I’m Jack Sillin, freshman at NYA, snow-lover, enjoyer of the outdoors, and of course, weather geek. My passion for weather began several years ago when I was about six years old on a series of long plane trips while watching countless hours of The Weather Channel. My skills have evolved rapidly in the past few years from excitedly refreshing the radar on the local TV weather page (I’m still guilty of that from time to time…) to waking early to analyze complex charts and graphs every day to produce a forecast. I’m hoping to pursue a career in the NWS someday. Aside from the weather, I’m a big skier and lover of all things cold and snow. I also like to do many other outdoor activities such as hiking and fishing when the snow is no longer around. I can be reached through twitter @JackSillin and via email at jack.sillin@gmail.com.

Storm update

The storm we have been tracking the last few days has formed and could undergo rapid intensification at any time. The edge of the main precipitation shield is just north of Boston and moving towards us slowly but steadily. The precipitation will be rain for a little bit this evening but will have no trouble changing to snow tonight. The snow will be increasing in intensity and coverage as cyclogenisis occurs with the low. The storm will peak at around 7 am Sunday and start to wane after that.

Stay tuned as I will be posting updates as I can.

-Jack

Very Urgent Update on powerful nor’easter

The powerful nor’easter slated to hit tonight just got a whole lot bigger with totals of a foot or more potentially at the coast.

The storm will undergo a series of cycles that delivers a monster storm. The track has shifted farther east so the heaviest snow will be at the coast.

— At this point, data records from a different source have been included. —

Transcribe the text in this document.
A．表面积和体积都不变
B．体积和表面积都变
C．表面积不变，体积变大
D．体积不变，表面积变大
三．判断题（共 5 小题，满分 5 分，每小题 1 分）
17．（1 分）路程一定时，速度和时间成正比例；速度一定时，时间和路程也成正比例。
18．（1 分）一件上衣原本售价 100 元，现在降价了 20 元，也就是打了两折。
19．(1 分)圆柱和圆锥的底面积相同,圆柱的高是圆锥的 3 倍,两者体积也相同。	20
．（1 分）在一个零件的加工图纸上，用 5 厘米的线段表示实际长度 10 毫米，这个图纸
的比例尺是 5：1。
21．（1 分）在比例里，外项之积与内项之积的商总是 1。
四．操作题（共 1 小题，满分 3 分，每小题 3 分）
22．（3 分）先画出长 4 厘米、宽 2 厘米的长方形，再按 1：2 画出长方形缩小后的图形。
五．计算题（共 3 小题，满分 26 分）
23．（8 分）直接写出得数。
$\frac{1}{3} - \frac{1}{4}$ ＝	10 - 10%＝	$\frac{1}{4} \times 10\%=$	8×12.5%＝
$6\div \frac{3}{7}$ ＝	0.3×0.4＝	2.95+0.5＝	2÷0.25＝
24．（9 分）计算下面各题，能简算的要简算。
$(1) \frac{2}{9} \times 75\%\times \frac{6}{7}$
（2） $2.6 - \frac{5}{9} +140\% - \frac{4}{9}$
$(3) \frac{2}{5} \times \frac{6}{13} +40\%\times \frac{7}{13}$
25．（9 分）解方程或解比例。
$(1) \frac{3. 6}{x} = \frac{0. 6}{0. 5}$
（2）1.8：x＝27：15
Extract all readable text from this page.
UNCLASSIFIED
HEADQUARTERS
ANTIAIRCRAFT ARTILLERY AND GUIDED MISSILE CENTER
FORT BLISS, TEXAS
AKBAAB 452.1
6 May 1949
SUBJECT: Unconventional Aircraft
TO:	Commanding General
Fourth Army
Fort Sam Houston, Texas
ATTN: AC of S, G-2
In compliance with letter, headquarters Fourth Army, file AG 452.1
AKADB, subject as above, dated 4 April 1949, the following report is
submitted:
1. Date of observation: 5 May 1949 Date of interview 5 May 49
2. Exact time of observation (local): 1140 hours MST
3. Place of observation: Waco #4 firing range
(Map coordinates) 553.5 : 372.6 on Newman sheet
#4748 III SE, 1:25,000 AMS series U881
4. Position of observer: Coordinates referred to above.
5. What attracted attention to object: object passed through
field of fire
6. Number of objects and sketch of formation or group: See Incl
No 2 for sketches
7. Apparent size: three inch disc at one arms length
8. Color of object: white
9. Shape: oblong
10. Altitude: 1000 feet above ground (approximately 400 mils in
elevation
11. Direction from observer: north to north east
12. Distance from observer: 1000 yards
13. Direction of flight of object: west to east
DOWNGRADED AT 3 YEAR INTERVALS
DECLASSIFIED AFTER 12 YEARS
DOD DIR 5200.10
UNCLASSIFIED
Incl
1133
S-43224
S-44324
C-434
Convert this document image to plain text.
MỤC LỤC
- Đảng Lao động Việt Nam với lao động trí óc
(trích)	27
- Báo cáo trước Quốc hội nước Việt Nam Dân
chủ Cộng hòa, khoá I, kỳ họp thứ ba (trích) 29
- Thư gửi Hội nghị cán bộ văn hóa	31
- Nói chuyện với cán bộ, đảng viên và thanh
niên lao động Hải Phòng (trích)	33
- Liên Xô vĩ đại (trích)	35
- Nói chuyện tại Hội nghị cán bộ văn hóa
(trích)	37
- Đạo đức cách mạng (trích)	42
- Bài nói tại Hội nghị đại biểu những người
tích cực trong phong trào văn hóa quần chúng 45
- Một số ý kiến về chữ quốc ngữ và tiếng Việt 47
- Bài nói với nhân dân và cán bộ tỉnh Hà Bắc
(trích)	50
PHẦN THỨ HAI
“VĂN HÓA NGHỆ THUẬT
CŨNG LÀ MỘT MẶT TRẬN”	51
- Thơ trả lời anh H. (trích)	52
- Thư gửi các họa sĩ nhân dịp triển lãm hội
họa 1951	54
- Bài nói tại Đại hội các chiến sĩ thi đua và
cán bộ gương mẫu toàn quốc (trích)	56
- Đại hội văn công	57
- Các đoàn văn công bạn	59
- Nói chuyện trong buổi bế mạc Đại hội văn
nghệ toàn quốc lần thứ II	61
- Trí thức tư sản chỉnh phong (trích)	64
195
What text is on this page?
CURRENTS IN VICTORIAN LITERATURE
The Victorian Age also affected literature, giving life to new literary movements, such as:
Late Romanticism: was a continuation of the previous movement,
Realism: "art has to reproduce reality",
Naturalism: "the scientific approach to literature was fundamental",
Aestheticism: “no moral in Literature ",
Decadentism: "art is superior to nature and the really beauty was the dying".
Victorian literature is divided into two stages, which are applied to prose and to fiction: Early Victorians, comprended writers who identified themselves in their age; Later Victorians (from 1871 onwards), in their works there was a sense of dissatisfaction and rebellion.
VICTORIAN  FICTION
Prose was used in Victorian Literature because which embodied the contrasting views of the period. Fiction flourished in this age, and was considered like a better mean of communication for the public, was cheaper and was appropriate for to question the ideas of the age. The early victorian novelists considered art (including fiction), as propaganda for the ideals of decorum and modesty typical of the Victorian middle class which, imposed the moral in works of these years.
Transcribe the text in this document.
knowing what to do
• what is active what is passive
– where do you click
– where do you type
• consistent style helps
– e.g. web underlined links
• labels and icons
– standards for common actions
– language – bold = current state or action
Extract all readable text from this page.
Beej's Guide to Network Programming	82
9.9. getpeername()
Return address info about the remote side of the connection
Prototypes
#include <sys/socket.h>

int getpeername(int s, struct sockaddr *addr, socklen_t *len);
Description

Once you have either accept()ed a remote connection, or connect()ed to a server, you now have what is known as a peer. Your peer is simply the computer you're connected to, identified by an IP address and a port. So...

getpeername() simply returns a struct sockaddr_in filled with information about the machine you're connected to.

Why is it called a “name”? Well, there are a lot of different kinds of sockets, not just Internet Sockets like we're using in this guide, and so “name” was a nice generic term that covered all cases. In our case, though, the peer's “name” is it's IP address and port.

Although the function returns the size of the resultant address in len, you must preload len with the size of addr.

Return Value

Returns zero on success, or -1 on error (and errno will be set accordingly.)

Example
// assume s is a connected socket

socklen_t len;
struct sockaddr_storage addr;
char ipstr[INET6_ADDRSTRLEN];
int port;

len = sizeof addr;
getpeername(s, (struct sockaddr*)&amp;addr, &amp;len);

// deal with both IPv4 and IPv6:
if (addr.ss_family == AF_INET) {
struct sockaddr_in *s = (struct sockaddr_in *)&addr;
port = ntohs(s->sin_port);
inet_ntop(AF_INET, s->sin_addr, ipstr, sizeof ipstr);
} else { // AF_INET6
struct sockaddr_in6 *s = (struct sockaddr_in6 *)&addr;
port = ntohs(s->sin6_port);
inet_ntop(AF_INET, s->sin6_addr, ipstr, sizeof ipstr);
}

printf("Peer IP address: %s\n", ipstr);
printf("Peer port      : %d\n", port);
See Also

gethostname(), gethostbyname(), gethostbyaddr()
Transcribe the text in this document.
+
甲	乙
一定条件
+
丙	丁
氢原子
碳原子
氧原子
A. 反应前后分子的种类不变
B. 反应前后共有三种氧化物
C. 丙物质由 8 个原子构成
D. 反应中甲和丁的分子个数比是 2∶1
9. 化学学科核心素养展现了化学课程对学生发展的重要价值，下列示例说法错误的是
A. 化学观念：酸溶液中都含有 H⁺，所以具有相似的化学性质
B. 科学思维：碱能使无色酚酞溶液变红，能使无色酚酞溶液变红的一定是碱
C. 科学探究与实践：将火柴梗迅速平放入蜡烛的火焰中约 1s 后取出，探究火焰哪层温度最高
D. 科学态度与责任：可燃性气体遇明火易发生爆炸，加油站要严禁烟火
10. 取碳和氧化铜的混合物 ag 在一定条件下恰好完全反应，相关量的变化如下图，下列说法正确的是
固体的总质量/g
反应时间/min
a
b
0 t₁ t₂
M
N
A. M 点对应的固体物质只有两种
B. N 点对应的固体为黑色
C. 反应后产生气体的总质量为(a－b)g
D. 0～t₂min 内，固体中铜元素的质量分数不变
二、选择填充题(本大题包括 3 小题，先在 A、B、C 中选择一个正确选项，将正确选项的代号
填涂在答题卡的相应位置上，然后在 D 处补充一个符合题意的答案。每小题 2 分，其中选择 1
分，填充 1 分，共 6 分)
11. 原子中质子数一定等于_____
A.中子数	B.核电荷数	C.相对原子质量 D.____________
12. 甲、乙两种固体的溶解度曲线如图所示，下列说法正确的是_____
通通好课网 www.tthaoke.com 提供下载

As the storm undergoes cyclogenisis (the rapid deepening of a low) the snow bands will be on the increase dumping a foot or more at the coast.

Winds will be a MAJOR THREAT when 60-80 mph gusts sweep through.

This is a powerful and dangerous storm so take EXTREME CAUTION when driving ( if they don’t shut down the roads) and also walking could be hazardous as well.

Stay tuned!

-JAck

Nor’easter update as of 7 pm EDT 10.28.11

As of 7 the totals are decreasing and now 3-5 inches along the coast are expected with near a foot inland.

This change is because of a slight shift in track. By slight I mean about 5 miles to the west.

The inversion should align to provide a layer of warm air aloft that should, potentially bring a period of freezing rain to the immediate coast Saturday evening. This will make for hazardous walking conditions sunday morning as a layer of ice is covered by snow. The storm track changed in the last 1/2 hour and the forecast changed as a result. The track and forecast will likely change again so stay tuned for updates.

Stay Tuned

-Jack

Nor’easter update

The extremely powerful nor’easter scheduled for Sunday will hit Saturday night will drop 4-8 inches along the coast with slightly higher amounts inland.

This is a VERY hard forecast with most of the global models pointing to a potent storm undergoing cyclogenesis around 40N 70W with heavy snow bands wrapping onshore late saturday night. The proximity to land and exact track will play a VERY important role in the  forecast for snow and wind. A more westerly track will limit the snowfall totals due to rain changeover. If this westerly track were to play out than we would have a potentially historic ice storm on our hands.

If the system were to track slightly east than the coast would see a lot of snow with totals approaching a foot or more. This track is suggested by the GFS and WRF models

We will have to see what track plays out and I will post updates as needed.